Usually, when I am riding the London to Brighton Bike Ride, I make the effort to remove my clipless pedals (the sort that anchor the bike shoes to the bike, and make riding much more efficient and pleasant) and replace them with flat pedals with toe clips.
I do this because on the L2B the roads and hills in particular are often crowded with the sheer number of riders (around 27,000 every year), some of whom will be bobbing and weaving unsteadily up the hill, and some of whom will be pushing their bikes. In those circumstances, I find it a bit easier to get out of toe clips in a hurry, should I need to - if, for instance, I am bumped by the rider in front me and in danger of tumbling messily to the road.
This year, for the first time, I elected to ride with the clipless pedals I normally use, figuring that I would be just fine - either I would stay out of trouble, or I would unclip my feet at a safe distance, and ride up the hill without the benefit, but without the danger.
And so I did, for the first, oh fifty miles of the ride, until I came to the largest, steepest, longest hill climb of the Ride, from the village of Ditchling up to the Beacon on the very top of the South Downs. (I've geekily built a little Gmaps Pedometer route of the climb. Make sure you switch on the elevation display!)
As can be safely predicted, I quickly found myself accidentally touching the wheel in front of me, losing balance, and struggling to free my feet from my elegant machine.
I went down with an apologetic cry and a heavy thump onto my left knee.
Needless to say, I immediately remounted with gusto, dashed the tears from my brave and shining eyes, and continued with my ascent with increased fevour. And I did not hamper or hinder any other rider as a result of my tumble.
The picture below, taken at the top of the hill with my Blackberry, shows the regrettable, impressive (and somewhat sore) result.
The embarrassment is far greater a wound, however.
Alas, I do not have any pictures of the splendid view from the top of the hill - stretching over the rolling hills down to the sea, very well worth the climb. Nor any of the hundreds of cyclists and several ice creams vans plying their welcome and brisk trade atop the Downs themselves.
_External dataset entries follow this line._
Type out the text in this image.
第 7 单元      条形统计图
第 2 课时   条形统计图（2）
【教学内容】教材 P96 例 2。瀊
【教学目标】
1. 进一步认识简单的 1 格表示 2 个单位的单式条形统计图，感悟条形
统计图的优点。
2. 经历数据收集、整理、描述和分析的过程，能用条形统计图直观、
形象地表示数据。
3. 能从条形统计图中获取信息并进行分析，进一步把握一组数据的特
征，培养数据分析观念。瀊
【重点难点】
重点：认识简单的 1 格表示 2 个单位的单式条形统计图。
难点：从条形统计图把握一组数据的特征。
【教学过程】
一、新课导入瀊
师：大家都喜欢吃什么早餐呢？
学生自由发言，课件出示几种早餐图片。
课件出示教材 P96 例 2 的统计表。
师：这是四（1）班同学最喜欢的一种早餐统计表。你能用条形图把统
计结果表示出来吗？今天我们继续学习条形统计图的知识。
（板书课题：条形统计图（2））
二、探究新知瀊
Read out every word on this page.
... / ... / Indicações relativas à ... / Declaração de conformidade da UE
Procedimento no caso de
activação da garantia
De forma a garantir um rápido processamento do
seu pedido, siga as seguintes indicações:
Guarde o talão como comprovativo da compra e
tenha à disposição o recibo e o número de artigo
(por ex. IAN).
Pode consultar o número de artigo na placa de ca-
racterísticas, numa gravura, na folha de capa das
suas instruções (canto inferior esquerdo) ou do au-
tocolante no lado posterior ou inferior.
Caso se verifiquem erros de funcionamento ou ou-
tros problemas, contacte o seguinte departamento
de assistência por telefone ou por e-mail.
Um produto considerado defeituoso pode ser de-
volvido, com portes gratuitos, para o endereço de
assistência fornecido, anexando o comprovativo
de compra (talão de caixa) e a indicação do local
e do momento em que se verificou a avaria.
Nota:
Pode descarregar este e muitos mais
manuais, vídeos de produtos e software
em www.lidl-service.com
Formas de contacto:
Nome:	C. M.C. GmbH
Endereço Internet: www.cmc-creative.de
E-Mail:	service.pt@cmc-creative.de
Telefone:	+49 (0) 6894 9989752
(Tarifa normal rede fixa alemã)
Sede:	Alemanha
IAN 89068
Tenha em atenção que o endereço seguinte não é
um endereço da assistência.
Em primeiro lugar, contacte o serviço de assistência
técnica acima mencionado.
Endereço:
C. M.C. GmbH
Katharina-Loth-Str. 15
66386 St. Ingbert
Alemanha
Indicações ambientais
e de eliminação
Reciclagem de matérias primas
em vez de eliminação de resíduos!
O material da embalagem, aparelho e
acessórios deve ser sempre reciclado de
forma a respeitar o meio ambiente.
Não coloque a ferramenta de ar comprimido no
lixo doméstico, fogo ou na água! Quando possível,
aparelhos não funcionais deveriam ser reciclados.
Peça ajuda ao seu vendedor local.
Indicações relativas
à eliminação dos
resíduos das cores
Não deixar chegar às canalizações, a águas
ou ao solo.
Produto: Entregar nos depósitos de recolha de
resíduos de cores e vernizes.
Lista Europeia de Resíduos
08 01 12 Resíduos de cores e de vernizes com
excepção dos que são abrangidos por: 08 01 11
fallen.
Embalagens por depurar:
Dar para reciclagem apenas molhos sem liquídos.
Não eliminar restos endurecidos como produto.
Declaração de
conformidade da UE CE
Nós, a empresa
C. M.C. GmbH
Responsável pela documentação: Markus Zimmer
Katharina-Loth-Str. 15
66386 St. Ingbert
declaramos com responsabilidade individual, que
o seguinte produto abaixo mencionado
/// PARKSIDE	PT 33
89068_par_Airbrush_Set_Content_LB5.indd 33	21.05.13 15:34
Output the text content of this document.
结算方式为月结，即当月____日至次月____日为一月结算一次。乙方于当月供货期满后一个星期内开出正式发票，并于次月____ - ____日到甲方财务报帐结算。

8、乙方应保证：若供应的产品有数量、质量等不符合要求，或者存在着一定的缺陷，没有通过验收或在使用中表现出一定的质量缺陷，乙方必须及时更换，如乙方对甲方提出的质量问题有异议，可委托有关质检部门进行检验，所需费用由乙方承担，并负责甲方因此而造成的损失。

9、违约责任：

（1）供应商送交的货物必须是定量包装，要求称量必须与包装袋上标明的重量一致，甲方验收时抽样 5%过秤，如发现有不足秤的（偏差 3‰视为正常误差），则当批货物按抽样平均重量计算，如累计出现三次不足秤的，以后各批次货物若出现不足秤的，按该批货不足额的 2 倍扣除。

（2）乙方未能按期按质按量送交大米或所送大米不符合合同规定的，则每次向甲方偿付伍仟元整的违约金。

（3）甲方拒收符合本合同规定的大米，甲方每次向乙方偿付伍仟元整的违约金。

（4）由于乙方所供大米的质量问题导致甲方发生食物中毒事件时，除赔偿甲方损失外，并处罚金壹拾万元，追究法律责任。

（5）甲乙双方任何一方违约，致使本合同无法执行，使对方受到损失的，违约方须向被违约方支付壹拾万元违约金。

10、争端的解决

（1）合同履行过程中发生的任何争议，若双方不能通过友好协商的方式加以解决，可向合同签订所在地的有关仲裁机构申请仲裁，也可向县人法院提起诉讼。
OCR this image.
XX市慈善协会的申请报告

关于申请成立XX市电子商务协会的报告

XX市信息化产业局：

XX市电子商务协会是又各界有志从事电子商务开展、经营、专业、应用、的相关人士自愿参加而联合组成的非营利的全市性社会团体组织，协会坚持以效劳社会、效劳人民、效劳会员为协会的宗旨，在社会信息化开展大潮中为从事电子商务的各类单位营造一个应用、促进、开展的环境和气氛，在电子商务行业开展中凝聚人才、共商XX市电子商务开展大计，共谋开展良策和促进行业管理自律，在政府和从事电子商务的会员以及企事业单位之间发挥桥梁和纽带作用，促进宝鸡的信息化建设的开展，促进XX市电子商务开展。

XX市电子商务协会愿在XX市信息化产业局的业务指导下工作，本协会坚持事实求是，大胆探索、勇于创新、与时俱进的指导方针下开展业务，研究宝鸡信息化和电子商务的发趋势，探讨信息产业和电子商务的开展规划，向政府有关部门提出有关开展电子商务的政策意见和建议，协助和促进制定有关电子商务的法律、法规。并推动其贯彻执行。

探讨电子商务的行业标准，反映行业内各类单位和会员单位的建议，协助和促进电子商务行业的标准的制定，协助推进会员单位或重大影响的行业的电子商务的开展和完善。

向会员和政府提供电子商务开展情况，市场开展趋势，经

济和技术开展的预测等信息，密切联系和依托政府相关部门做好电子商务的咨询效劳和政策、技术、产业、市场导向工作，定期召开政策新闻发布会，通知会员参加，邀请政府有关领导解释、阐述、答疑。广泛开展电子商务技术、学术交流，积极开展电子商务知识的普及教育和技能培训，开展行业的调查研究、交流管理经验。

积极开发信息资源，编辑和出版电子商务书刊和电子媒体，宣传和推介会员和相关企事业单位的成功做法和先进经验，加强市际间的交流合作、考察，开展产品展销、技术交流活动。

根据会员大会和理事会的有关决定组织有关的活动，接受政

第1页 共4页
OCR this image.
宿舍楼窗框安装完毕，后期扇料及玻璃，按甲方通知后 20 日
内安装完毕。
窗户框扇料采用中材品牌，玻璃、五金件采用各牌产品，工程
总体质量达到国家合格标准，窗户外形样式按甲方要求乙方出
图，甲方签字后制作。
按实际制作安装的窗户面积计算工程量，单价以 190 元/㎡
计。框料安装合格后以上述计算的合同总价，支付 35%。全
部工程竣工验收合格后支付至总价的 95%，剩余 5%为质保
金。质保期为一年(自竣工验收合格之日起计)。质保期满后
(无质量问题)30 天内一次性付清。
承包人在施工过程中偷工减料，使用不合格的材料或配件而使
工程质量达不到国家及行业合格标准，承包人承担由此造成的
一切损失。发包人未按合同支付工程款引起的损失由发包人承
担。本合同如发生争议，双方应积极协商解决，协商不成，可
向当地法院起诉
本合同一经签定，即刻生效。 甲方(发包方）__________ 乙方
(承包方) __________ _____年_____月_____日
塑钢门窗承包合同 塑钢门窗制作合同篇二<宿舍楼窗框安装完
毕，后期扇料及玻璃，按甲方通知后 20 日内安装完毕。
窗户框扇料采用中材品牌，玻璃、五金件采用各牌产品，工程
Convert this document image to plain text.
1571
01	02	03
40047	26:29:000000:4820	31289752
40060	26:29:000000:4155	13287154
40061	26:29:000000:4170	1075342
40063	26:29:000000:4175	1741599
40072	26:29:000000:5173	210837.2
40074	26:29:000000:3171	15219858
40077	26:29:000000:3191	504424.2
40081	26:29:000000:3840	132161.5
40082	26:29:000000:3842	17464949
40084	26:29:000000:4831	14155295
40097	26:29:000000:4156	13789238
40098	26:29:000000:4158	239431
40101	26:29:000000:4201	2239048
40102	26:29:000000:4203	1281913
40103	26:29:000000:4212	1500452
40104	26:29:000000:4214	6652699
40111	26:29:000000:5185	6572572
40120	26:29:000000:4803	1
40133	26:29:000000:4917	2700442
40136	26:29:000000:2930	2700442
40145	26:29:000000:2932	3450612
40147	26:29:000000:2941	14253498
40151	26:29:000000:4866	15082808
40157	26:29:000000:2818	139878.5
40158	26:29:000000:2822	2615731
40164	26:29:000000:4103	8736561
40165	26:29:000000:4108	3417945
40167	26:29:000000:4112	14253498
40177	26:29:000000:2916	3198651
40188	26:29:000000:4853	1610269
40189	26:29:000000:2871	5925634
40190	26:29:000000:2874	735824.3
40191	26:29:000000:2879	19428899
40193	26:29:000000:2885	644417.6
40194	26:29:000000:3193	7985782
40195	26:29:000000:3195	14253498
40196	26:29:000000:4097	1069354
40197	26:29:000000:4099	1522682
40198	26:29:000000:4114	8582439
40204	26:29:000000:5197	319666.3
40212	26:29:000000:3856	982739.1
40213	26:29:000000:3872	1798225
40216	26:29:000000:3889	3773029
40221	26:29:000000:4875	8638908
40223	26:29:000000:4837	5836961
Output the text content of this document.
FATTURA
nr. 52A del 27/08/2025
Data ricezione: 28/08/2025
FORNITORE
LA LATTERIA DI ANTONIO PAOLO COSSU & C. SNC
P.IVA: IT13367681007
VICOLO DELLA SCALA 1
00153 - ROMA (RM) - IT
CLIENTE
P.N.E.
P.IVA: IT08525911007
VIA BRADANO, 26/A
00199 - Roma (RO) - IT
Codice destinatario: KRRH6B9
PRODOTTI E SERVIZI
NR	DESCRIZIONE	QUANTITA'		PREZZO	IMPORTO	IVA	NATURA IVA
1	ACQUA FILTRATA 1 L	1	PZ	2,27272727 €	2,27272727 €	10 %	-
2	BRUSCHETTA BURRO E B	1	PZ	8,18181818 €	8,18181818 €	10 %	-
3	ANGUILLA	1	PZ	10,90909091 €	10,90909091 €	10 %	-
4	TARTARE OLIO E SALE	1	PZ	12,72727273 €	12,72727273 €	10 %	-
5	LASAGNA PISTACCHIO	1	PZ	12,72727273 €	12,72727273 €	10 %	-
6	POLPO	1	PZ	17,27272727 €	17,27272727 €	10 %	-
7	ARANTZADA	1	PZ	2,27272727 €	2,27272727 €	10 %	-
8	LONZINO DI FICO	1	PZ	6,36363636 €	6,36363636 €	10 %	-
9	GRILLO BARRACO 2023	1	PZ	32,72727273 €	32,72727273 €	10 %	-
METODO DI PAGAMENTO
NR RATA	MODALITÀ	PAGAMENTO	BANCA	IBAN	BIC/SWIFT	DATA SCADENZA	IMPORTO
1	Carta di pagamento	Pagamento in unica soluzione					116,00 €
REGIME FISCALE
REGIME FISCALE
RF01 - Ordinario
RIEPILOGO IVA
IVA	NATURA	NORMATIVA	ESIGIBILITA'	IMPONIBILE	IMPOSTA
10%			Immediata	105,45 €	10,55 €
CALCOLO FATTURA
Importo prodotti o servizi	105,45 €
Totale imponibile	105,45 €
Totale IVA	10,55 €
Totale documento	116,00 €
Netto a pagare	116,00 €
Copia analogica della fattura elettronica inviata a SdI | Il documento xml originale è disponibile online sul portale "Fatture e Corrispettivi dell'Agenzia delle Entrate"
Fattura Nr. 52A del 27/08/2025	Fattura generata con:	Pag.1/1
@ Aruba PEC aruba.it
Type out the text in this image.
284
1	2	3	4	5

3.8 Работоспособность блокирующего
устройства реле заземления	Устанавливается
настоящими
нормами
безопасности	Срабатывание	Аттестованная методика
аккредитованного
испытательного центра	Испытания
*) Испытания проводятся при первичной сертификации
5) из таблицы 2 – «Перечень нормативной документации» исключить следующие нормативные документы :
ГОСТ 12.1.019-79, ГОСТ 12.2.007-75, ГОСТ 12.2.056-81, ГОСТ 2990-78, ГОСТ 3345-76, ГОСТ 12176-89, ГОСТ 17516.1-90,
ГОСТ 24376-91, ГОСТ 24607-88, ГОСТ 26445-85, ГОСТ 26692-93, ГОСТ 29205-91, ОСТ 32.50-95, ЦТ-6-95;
Nice white socks though, what?
And I was not alone in my injury. My riding companion, the ever-sprightly Bearded One, was the victim of a wheel-clipping-induced-tumble rather earlier in the ride, resulting in a flat tyre, a hole in his cycling leggings, and an increasingly-claret-coloured leg. With satisfying symmetry, it was the opposing, some would say complementary, patella that was lesioned. Let the record show that - with customary resolve - he stiffened his hirsute upper lip, replaced his inner tube, and ventured bravely on for the remainder of the ride.